Les leaders syndicaux ont attiré le malheur sur un des leurs. Après la déclaration sanglant du capitaine trekpo sur une chaine de télévision, les syndicalistes se sont montrés très peu ouvert au dialogue et jouent la victimisation sans tenir compte de la gravité des propos tenus par leur camarade. C’est cette attitude des syndicalistes et la gravité des propos de cet agent des Eaux, Forêts et Chasse qui a coûté cher au capitaine. Il suffirait d’un discours responsable et d’une ouverture au dialogue de la part des leaders syndicaux pour amoindrir la sanction du capitaine Trekpo. Mais hélas! Il est purement et simplement radié de l’effectif par son ministre de tutelle donc radié de la fonction publique. Seul dvant son sort le capitaine Trekpo ne peut que s’en prendre à ses  aînés, ainsi qu’à lui-même.
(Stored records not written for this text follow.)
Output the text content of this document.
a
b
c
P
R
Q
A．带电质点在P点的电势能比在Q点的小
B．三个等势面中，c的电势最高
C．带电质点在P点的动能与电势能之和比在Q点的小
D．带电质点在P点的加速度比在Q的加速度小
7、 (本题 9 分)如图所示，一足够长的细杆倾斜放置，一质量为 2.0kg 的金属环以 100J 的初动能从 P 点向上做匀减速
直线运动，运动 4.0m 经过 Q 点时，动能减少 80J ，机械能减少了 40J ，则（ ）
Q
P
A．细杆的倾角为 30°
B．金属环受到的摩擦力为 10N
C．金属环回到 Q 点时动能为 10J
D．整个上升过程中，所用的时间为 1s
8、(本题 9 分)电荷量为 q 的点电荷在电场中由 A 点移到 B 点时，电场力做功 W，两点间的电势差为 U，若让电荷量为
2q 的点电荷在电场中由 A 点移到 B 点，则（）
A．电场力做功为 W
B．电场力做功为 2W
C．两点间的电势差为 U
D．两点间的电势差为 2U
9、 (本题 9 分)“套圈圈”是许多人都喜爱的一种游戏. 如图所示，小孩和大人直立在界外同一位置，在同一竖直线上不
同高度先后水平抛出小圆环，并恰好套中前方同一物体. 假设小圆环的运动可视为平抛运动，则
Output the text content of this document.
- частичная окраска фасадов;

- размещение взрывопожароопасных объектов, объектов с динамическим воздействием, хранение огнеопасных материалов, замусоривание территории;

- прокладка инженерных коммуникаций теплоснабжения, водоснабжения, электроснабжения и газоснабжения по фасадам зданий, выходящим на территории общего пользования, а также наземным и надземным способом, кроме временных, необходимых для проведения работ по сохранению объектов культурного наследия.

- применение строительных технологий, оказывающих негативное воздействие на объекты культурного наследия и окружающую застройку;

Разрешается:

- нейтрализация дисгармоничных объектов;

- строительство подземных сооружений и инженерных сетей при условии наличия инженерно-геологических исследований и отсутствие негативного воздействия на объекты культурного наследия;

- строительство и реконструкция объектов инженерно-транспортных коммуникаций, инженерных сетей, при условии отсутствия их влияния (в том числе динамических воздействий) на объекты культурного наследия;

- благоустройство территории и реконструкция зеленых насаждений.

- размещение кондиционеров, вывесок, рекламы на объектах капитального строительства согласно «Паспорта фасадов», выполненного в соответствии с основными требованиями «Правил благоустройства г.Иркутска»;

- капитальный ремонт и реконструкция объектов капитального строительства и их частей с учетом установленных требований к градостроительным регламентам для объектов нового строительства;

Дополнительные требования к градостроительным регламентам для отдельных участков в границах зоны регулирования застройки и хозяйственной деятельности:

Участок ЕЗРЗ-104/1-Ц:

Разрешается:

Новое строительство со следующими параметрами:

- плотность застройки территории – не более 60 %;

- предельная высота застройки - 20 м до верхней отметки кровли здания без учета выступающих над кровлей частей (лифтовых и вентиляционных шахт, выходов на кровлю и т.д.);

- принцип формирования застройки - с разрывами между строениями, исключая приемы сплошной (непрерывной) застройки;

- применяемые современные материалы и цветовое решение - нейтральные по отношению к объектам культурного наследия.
Malgré la situation aussi tendue, les syndicalistes se sont donné le plaisir de boycotter, vendredi dernier, le Conseil national de Dialogue social (Cnds) pour le soit disant désapprobation contre les affaires Metognon et Trekpo. Mais en réalité c’est un comportement qui n’est pas digne des responsables car, une des affaires est en justice. La deuxième est aussi susceptible de contestation devant les juridictions administratives du pays. Cependant les vois de recours existent, dans l’affaire Metongnon, par exemple si les syndicalistes  estiment que sa détention préventive est arbitraire, ils peuvent saisir la Cour constitutionnelle pour voir s’il y a violation des droits de l’homme. Quant à l’affaire Trekpo, rien n’est encore tard car le ministre vient tout juste de prendre sa décision. Le capitaine s’il estime abusivement révoquer, peut déférer la décision de son ministre devant les juridictions administratives. Mieux, c’est ce que devraient lui conseiller ses tuteurs syndicaux.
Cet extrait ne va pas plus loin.